低通脹、低利率是2008年至2020年期間美國經濟的環境,但這一環境在2020年疫情后被打破。
二是在通脹目標的實現策略方面,回歸至對稱的雙目標制,取消了平均通脹制的“彌補”策略。這意味著美聯儲將不再刻意容忍通脹超調。2020年的框架允許美聯儲容忍通脹在一段時間內高于2%的目標水平,以此來彌補此前一段時間低于2%的通脹。

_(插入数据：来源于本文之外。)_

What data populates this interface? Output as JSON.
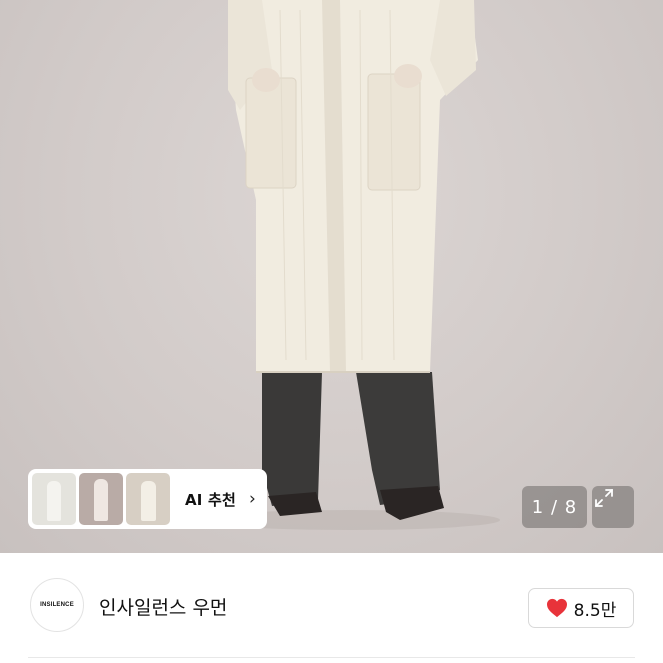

但是新冠疫情后通脹的飆升遠超預期,2020年的框架間接地導致了美聯儲在應對當時通脹上行上犯了行動遲緩的錯誤。鮑威爾表示,這項用來應對“低通脹和有效利率下限”的策略在后疫情時期已失去意義,“事實證明,有意、適度讓通脹超調的想法已不重要”。
新的框架強調,美聯儲將“采取強有力的行動,確保長期通脹預期良好錨定2%的目標水平”,這體現出美聯儲在總結和吸取2020年后應對通脹遲緩的教訓。
三是在就業方面,新的框架刪除了實現就業缺口的措辭。鮑威爾指出,2020年的框架對就業“缺口”的強調常被 “誤解”為美聯儲永遠不會主動冷卻過熱的勞動力市場,這造成了“溝通上的挑戰”。
四是應對就業和通脹目標的權重方面,新的框架將“采取一種平衡的方法來促進雙重目標”。 沃爾什在2025年美聯儲舉辦的托馬斯·勞巴赫研究會議上批評2020年的政策框架優先考慮就業目標,使美聯儲的注意力偏離了控制通脹的首要職責。
美聯儲貨幣政策框架的修訂也表明,過去幾年美聯儲的貨幣政策遭受了各界的諸多質疑和批評,也間接說明鮑威爾承受著多維度的壓力,不得不對長期的政策框架進行修改。
按照美聯儲新的政策框架,5-7月美國新增非農就業人數與就業目標構成一個顯著“偏離”,這種偏離就會推動美聯儲考慮降息。